It's easy to fall into the floppy-disk Oz of the charming lo-fi sci-fi OBEX
Strawberry Mansion's Albert Birney enters a video game fantasy, where escapism and nostalgia become a DIY nightmare.
Photo: Oscilloscope
One of Sundance’s kookier offerings last year featured a new creative team-up from Strawberry Mansion co-director Albert Birney: OBEX. Where the former film (a collaboration with Kentucker Audley) was a colorful analog imagining of a corporatized future where dreams are recorded and taxed by the government, OBEX (co-written, shot, and co-edited by another indie staple, Erupcja‘s Pete Ohs) is a black-and-white sci-fi firmly entrenched in the fantasies and reality of the 1980s.

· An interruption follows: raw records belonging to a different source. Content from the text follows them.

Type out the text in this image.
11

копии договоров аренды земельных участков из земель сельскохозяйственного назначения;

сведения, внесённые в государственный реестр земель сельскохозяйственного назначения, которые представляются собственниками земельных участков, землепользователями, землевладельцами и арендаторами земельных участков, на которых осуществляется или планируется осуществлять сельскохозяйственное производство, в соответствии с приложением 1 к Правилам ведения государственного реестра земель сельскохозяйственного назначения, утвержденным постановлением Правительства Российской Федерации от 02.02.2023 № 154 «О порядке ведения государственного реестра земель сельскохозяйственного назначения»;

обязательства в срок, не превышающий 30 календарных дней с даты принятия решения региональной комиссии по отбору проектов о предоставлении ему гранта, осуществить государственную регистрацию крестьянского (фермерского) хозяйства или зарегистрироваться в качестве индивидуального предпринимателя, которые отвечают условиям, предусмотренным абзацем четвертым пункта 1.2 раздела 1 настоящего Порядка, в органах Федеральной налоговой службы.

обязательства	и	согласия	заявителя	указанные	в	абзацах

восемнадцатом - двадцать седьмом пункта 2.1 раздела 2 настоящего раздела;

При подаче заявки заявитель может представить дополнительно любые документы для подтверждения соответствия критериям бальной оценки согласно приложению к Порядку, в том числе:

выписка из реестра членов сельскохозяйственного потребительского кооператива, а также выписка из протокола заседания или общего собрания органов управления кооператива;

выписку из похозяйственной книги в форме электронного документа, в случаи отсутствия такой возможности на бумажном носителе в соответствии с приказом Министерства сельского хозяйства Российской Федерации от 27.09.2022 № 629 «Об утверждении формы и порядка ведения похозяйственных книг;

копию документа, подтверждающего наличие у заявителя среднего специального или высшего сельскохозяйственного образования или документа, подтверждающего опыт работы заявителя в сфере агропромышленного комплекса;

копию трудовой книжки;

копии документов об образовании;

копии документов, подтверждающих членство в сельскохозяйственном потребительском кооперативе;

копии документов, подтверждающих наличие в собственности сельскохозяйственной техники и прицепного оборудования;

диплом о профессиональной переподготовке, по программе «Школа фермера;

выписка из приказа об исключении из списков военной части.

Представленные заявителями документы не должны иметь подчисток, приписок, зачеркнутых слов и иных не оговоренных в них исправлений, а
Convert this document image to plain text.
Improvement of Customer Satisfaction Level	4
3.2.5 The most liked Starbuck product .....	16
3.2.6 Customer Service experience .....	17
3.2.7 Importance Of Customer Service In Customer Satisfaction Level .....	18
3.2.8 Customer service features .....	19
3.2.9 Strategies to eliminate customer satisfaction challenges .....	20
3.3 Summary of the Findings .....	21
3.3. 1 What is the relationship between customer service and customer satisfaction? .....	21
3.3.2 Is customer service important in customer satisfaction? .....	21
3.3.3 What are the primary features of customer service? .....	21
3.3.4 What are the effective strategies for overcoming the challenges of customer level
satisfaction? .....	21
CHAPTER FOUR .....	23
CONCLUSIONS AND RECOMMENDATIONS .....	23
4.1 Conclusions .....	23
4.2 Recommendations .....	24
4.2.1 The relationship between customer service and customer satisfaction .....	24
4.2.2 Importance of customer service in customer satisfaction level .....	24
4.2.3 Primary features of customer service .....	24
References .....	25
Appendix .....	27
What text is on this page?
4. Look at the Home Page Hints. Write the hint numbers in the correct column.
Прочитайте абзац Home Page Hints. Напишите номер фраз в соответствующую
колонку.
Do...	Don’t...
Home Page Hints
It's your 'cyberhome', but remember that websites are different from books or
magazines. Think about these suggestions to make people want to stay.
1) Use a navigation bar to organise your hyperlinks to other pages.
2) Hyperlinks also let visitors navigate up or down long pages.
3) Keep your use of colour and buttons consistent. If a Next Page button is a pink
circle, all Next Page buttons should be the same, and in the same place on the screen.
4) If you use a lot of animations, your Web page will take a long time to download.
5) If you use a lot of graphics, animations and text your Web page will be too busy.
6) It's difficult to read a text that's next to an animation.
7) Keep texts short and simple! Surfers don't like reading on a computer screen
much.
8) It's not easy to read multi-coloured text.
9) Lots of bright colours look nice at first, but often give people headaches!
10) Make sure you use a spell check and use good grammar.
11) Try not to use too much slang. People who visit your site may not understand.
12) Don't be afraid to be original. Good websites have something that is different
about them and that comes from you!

There, Conor Marsh (Birney), a shut-in ASCII artist with a loving little pooch named Sandy and a home devoted to TV screens and computer monitors, muddles through a slight existence on the fringes of society. There’s a reason he’s made a career of laboriously translating images of flesh and blood into ornate computer typography. The outside is scary, unknown—a soundscape composed of locust drones and the suspiciously cheery voice of the neighbor who drops off his groceries (Callie Hernandez) remind the audience that it’s better inside, where you have some control over what you see and hear. Especially if you have walls and walls of VHS tapes, as Conor does, and a karaoke machine that allows you to sing yourself to sleep with a synthy Gary Numan lullaby. But when Conor lets in something beyond his control, a cutting-edge video game that promises to literally put him in the game—a floppy-disk version of a premise that so many terrible video game-focused films have made into a punchline—his unconscious fears manifest digitally.